Come dicevo prima, il Malacrida è la scenografia di Quattro Bianchi. Così come non ci si aspetta di trovare un palazzo settecentesco veneziano così lontano da Venezia, non ci si aspetterebbero dei vini bianchi in Valtellina. Eppure, questo sono delle bottiglie con denominazione Alpi Retiche IGT (che raggruppa vari vini non prettamente rossi fermi prodotti lungo tutta la sponda retica valtellinese, non solo con uve Nebbiolo/localmente: Chiavennasca). Eleganti ma potenti come il vino rosso valtellinese per eccellenza, raccontato anche da Leo Da Vinci, perché vanno dai dodici ai tredici gradi. Noi, ormai, li conosciamo come parenti. Abbiamo il Ghibellino di Rainoldi (il Simpaticone), La Perla di Triacca (il Sofisticato), il Rezio di Nera (il Macho) e Alpi Retiche di La Spia (il Misterioso).

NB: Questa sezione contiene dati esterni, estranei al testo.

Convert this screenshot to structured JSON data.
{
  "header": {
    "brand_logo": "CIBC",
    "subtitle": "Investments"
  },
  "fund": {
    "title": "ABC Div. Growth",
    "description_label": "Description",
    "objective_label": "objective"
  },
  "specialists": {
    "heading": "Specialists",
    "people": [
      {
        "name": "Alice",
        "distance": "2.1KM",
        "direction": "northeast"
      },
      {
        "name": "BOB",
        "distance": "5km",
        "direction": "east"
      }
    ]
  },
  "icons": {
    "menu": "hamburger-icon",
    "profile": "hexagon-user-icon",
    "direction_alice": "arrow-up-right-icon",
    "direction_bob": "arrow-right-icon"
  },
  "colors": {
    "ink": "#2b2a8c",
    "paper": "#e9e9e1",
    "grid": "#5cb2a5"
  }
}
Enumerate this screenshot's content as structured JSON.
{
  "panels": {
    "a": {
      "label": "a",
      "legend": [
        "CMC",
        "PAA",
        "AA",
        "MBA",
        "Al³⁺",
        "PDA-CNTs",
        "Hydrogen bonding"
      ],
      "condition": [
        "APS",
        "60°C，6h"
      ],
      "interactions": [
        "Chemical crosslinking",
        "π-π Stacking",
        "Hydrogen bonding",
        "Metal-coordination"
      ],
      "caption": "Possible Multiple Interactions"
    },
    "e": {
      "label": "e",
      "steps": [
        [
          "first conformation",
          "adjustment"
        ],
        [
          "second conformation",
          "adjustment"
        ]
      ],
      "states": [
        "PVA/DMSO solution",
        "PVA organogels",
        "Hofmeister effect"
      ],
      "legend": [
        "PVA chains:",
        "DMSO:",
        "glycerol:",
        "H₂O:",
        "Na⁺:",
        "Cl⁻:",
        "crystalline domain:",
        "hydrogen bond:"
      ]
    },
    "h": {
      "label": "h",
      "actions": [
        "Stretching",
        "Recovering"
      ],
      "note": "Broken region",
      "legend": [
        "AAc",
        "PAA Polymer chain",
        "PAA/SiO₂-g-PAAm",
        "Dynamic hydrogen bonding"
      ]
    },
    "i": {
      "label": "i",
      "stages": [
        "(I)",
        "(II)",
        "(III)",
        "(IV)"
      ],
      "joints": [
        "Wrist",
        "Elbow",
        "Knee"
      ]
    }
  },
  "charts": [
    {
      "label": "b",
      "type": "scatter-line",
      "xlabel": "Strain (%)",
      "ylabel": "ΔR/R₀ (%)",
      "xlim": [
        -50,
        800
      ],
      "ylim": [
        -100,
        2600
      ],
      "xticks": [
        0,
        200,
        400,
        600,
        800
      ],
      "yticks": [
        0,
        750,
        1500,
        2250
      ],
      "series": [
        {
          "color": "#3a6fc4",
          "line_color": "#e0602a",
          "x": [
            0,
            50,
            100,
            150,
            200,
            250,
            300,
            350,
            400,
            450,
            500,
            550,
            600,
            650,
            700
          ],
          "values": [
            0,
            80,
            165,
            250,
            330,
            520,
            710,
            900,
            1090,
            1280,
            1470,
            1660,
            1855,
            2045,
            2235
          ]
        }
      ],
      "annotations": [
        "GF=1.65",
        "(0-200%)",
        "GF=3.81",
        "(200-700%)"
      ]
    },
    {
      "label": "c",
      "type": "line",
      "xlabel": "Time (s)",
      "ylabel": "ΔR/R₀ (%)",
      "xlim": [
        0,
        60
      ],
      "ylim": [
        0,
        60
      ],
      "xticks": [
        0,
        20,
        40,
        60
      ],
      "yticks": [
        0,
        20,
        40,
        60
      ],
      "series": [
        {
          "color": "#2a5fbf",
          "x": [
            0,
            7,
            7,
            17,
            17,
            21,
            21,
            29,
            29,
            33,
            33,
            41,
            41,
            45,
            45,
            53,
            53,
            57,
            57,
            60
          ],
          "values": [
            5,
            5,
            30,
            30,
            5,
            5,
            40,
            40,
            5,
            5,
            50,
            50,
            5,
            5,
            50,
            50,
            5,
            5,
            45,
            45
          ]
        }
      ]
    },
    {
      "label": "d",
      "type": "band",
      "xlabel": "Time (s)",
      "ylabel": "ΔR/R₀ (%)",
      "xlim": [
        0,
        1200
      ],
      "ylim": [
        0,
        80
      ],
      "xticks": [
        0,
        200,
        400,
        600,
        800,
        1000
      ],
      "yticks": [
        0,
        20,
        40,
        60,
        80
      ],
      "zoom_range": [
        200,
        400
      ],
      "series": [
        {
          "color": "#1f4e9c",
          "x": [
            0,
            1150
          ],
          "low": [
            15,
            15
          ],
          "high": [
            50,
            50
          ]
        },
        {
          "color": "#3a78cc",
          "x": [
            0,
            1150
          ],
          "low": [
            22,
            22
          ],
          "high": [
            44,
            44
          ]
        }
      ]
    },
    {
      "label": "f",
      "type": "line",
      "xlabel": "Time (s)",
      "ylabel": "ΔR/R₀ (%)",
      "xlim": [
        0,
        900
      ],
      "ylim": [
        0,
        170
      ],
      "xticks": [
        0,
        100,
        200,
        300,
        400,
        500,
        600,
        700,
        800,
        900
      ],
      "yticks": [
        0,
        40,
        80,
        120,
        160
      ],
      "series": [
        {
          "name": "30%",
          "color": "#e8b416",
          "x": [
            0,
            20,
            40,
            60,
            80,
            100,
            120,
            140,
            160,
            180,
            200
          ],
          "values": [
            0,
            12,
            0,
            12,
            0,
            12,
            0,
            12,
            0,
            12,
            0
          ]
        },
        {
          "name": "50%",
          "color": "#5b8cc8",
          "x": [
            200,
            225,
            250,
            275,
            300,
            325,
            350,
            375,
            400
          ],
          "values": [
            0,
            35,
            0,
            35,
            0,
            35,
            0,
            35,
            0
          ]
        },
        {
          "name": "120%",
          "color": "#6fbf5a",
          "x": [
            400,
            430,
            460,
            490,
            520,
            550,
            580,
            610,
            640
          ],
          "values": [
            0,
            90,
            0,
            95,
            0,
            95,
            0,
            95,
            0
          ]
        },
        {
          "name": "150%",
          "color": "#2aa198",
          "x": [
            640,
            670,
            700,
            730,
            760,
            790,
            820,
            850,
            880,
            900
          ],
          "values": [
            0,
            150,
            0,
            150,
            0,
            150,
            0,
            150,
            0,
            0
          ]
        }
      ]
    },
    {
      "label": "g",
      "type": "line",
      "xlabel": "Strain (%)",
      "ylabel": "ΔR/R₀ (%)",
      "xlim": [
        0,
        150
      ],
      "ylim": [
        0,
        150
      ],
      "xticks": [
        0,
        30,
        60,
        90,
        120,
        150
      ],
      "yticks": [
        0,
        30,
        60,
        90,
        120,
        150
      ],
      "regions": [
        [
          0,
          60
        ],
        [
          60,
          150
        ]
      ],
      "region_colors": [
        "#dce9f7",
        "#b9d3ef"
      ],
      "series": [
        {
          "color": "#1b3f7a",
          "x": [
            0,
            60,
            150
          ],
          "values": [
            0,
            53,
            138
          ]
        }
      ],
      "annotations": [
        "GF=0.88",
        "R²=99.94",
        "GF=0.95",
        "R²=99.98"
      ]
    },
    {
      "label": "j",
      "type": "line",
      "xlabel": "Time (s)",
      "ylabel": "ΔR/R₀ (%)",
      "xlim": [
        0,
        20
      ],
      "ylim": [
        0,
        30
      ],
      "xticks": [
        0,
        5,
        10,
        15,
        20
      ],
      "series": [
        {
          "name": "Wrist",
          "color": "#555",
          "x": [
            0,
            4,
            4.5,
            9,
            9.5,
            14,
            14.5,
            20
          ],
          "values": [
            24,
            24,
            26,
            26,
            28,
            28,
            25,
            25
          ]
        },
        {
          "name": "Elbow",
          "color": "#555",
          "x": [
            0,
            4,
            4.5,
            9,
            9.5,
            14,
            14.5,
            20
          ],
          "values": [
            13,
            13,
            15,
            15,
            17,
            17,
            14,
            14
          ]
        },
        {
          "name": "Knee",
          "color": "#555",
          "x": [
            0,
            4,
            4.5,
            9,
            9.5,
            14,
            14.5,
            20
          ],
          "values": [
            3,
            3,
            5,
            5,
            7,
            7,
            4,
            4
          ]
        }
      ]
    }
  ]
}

Se dovessi dire la mia, io amo quello di La Spia: sa di miele o forse di pesca matura e ha un retrogusto di fragoline.

Secondo i miei sondaggi, il piatto che ha suscitato più curiosità di tutto l’evento – oltre al classico tris pizzoccheri, sciatt e polenta – è la Torta Morbegno. La sua ricetta è un segreto. Nasce nella Pasticceria Greco che oggi non c’è più, ma si inseriva nel clima Liberty, intellettuale e anche un po’ visionario, della Via Nani abitata da menti, aziende ed architetture all’avanguardia come anche il Caffé Folcher o l’Albergo Morbegno (oggi Banca PopSo). Lo definirei una sorta di pan di spagna con burro, mandorle e biscotti tritati e cioccolato fondente fuso nell’impasto; ulteriormente, è ricoperta da ganache al cioccolato fondente e da lamelle di mandorle. Rispetto alla Bisciola, il “panettone” della Valtellina, che si può abbinare anche a dei formaggi perché non è dolcissima, è sicuramente più voluttuosa.

Quanto ai ringraziamenti strappalacrime, abbraccio calorosamente Morbegno che considero ormai anche Casa, la Pro Loco (per la quale bisognerebbe coniare un colore pantone, il giallo proloco), la fantastica crew di Channel Morbegno che è diventata una granitica colonna portante per la sezione Malacrida di questo evento, ai Malacrida e ad Azzo Cavalcasella che ci hanno ospitati nel loro palazzo (che meriterebbero una serie su Netflix), al TNT per le Merende dello Scoiattolo, a Elia Bolandrini, Alessandro Monti e ai Sommeliers. Un abbraccio in più va alle persone che, tra quelle citate sopra, sono anche miei amici nella mia vita privata (e a chi lo diventerà, perché no!)- perché mi hanno sopportata e apprezzata nella mia sacrosanta bipolarità Rottermeyer/Heidi. Amo quelle persone che per brillare non spengono le altre.